The evil that men do lives after them;
The good is oft interred with their bones,
So let it be with Caesar. The noble Brutus
Hath told you Caesar was ambitious:
If it were so, it was a grievous fault,
And grievously hath Caesar answered it
Here, under leave of Brutus and the rest–
For Brutus is an honourable man;
So are they all; all honourable men–
Come I to speak in Caesar’s funeral.
He was my friend, faithful and just to me:
But Brutus says he was ambitious;
And Brutus is an honourable man.
He hath brought many captives home to Rome
Whose ransoms did the general coffers fill:
Did this in Caesar seem ambitious?
When that the poor have cried, Caesar hath wept:
Ambition should be made of sterner stuff:
Yet Brutus says he was ambitious;
And Brutus is an honourable man.
You all did see that on the Lupercal
I thrice presented him a kingly crown,
Which he did thrice refuse: was this ambition?

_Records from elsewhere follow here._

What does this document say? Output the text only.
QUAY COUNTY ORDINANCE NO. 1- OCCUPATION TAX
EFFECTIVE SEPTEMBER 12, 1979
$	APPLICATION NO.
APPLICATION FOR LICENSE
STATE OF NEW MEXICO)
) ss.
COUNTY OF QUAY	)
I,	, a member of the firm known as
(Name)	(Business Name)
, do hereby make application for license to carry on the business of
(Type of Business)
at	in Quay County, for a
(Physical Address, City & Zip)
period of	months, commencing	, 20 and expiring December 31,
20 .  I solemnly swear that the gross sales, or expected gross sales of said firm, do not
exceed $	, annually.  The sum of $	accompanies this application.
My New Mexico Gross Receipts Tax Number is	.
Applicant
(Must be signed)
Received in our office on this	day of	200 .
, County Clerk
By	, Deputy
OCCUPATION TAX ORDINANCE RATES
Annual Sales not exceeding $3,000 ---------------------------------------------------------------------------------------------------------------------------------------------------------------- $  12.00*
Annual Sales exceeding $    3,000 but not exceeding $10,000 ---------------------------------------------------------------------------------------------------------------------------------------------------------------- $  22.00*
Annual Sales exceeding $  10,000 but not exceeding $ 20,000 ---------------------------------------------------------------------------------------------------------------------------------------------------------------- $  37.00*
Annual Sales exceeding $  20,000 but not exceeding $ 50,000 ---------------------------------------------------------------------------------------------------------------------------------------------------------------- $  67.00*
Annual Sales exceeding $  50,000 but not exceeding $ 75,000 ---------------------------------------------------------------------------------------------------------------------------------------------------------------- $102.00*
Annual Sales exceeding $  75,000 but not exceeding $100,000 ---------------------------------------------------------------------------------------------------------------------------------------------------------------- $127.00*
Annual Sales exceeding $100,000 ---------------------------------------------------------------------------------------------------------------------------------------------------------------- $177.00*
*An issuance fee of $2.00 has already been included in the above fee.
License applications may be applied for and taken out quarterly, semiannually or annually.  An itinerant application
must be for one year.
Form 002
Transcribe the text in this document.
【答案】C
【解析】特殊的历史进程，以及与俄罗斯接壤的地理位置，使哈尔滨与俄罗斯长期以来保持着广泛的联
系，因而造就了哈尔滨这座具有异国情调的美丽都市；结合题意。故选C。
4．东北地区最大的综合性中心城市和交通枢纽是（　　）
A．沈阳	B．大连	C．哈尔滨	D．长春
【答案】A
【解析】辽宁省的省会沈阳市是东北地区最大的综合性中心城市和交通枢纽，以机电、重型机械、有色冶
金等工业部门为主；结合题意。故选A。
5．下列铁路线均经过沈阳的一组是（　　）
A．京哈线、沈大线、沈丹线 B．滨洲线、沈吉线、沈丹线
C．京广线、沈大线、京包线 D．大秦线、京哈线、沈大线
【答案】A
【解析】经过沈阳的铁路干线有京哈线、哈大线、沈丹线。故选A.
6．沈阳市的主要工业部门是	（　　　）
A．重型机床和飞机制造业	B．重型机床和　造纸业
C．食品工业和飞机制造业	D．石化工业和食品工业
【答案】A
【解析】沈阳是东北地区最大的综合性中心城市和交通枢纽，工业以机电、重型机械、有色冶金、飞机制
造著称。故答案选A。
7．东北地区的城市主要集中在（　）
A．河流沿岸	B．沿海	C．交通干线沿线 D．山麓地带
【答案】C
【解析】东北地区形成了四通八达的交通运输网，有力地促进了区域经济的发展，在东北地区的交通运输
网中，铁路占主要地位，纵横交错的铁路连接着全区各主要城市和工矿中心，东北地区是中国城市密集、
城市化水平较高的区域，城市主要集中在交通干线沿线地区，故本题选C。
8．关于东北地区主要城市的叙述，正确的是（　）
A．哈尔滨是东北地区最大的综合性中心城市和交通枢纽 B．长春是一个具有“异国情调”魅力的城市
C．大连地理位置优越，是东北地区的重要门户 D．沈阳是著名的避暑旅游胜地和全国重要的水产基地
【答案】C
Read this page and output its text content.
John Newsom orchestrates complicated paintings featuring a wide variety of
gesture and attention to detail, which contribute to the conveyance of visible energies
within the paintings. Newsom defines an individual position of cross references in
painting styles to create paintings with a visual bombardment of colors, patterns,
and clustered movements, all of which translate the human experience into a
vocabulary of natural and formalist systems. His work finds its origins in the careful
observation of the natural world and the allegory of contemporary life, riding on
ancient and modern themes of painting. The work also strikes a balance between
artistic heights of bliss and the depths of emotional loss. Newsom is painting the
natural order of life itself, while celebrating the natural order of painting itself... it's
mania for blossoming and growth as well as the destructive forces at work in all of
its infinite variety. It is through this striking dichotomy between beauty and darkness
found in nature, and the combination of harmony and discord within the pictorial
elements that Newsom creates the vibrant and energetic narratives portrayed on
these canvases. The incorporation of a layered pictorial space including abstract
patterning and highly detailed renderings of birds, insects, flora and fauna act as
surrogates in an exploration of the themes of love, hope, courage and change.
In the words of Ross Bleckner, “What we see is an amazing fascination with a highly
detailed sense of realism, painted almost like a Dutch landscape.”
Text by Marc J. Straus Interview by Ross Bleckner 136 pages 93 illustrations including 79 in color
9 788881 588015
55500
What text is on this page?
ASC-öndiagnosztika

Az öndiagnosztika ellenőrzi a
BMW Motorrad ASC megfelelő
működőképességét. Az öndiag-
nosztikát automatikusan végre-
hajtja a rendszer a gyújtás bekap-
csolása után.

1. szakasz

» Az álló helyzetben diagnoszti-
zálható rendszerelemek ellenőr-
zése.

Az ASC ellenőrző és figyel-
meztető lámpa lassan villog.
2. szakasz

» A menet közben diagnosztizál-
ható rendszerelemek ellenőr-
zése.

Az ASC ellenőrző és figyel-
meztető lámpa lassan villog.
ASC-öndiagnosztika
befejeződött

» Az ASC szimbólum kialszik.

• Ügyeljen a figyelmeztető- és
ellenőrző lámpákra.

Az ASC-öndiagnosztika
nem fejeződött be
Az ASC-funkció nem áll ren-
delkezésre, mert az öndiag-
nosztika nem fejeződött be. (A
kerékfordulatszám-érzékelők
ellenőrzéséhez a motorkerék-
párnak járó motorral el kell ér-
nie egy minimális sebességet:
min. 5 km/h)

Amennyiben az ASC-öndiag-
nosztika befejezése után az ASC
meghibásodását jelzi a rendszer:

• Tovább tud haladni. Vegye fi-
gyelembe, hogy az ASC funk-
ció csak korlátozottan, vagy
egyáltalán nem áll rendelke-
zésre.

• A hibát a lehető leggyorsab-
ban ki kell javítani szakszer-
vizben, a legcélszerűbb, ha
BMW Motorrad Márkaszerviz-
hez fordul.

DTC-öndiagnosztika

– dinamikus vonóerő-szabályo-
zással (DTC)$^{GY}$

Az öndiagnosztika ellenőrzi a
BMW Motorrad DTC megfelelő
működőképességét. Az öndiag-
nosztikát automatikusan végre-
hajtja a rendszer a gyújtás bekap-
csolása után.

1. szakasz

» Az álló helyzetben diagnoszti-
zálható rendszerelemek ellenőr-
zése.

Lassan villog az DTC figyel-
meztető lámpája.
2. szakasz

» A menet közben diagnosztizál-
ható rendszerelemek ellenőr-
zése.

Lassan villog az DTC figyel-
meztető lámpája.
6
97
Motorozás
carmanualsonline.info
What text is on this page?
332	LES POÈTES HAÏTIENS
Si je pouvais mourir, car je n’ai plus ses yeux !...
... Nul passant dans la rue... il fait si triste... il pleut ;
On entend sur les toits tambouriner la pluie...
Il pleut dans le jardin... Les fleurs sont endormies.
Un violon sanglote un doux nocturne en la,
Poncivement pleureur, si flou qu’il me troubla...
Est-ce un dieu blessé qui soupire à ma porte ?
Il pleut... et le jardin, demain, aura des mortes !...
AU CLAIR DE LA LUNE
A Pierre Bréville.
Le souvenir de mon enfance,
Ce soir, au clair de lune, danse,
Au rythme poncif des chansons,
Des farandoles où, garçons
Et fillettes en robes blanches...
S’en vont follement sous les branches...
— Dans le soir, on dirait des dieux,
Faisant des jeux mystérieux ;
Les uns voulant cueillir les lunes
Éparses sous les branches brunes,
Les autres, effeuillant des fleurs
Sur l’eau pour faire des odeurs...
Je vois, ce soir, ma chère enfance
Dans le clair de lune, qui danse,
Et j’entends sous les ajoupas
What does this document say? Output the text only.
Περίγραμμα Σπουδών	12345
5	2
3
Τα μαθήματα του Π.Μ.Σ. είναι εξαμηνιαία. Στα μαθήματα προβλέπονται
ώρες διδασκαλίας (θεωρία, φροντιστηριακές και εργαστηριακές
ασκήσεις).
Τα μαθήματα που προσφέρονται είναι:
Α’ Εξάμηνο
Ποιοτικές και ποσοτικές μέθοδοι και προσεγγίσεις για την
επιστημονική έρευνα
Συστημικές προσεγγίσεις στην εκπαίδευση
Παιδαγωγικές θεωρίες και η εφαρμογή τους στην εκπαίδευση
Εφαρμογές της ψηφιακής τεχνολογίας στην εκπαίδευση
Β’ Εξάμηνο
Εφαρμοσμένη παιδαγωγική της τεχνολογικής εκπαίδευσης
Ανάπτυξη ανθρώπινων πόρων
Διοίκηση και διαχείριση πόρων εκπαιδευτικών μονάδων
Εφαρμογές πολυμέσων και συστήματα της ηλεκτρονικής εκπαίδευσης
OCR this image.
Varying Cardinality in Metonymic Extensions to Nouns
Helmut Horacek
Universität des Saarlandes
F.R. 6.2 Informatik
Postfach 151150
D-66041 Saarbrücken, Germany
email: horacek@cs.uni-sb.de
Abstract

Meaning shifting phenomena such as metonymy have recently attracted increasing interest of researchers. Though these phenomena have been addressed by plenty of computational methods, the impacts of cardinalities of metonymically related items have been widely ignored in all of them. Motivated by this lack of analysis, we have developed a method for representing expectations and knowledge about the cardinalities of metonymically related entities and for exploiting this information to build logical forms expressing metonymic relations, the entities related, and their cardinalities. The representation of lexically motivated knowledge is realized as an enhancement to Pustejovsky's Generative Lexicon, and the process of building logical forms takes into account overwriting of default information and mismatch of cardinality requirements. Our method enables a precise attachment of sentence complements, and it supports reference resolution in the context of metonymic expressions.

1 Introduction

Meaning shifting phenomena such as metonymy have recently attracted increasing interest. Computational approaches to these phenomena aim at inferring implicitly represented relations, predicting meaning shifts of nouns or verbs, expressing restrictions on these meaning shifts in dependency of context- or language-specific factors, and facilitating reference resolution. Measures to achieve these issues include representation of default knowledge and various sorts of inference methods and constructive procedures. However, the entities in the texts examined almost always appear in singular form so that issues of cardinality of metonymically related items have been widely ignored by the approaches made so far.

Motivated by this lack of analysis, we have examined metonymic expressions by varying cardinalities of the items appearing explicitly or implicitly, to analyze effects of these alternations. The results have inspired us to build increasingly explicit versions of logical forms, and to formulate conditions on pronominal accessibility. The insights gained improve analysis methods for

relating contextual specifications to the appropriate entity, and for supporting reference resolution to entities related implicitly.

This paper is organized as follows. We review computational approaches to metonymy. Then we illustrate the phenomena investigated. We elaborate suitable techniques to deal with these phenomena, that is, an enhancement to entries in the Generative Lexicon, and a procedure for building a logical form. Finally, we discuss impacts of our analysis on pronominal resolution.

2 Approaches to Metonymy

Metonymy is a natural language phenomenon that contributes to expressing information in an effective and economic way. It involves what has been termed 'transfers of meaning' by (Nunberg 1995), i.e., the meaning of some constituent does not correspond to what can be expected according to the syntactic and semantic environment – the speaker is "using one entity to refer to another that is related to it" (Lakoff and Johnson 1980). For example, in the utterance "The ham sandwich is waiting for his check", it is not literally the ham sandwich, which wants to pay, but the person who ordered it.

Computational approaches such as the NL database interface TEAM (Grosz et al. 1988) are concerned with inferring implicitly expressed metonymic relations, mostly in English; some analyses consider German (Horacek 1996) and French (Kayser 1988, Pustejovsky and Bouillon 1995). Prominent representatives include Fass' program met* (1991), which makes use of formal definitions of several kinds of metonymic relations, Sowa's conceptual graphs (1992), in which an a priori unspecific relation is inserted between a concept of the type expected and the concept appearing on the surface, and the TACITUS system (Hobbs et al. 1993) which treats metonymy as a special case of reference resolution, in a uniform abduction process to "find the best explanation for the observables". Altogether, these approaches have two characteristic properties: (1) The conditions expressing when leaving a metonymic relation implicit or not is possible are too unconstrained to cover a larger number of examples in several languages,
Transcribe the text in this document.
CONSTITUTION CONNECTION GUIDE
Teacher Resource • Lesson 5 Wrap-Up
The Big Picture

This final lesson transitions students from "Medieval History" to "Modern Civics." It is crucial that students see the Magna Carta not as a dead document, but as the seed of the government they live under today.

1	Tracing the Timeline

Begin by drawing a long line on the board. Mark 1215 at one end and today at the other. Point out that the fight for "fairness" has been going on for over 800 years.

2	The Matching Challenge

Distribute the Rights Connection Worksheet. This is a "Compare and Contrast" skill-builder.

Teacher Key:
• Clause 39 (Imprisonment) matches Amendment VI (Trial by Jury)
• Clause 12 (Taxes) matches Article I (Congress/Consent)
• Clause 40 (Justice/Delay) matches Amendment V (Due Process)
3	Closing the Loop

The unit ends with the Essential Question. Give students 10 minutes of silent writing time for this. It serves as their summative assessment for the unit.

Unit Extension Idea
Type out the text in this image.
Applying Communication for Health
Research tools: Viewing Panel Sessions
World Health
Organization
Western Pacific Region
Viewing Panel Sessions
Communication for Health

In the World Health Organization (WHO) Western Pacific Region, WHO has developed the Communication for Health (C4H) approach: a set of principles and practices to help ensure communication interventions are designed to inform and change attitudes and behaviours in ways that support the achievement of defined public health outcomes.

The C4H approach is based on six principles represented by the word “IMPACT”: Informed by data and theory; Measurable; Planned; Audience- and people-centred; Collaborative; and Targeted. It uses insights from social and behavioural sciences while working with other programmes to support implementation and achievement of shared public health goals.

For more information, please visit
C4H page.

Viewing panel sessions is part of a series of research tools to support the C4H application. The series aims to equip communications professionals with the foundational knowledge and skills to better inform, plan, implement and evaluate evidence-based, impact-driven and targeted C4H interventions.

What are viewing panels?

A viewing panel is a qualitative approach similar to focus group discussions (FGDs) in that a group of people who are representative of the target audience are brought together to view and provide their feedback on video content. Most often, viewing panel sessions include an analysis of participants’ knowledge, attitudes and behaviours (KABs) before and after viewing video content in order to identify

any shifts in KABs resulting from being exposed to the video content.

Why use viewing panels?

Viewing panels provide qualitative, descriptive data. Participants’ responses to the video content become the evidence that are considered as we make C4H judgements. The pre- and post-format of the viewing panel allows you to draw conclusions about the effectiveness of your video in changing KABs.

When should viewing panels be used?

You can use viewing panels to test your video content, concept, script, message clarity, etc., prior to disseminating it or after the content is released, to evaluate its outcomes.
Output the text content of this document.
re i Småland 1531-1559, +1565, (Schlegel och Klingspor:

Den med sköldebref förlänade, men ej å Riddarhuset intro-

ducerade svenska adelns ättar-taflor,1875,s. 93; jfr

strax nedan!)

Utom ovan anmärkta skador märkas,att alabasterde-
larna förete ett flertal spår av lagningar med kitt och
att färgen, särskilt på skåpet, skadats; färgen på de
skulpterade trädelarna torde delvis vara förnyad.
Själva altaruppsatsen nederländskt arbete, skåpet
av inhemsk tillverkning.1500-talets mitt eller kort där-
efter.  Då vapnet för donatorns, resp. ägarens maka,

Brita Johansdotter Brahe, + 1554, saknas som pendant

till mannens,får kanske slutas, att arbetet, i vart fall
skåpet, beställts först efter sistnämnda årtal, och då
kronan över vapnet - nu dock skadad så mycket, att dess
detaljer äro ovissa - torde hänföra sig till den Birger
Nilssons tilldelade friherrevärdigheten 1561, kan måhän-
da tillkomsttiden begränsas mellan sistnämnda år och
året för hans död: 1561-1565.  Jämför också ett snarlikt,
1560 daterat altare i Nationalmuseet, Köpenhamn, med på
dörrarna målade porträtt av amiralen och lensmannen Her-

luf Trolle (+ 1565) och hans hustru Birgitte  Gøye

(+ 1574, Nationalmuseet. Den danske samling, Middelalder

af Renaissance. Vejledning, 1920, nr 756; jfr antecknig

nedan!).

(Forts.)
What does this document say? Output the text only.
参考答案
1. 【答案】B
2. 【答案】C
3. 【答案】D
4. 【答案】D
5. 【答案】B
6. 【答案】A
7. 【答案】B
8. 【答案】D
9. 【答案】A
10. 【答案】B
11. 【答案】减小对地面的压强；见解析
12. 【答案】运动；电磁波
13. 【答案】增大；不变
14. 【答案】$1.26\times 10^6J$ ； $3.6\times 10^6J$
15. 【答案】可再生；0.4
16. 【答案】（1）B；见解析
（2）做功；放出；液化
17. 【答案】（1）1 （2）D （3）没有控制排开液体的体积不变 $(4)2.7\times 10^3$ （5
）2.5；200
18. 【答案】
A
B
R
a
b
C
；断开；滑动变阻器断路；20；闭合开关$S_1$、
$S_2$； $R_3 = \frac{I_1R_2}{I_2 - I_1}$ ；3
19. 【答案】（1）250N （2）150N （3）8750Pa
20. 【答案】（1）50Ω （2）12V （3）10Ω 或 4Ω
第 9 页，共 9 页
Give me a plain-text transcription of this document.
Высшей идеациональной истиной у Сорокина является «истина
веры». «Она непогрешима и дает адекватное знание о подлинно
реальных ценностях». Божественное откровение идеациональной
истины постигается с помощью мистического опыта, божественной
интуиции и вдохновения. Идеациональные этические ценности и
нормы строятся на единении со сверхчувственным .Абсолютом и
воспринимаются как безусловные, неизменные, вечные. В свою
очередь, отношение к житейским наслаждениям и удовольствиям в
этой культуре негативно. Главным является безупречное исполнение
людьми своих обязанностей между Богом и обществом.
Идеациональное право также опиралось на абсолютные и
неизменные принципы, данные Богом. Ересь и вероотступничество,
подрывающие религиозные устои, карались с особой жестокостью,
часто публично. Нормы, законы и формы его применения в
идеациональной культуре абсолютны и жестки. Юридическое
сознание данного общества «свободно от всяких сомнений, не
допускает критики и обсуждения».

Yet Brutus says he was ambitious;
And, sure, he is an honourable man.
I speak not to disprove what Brutus spoke,
But here I am to speak what I do know.
You all did love him once, not without cause:
What cause withholds you then to mourn for him?
O judgement! thou art fled to brutish beasts,
And men have lost their reason…. Bear with me;
My heart is in the coffin there with Caesar,
And I must pause till it come back to me.
Turn over!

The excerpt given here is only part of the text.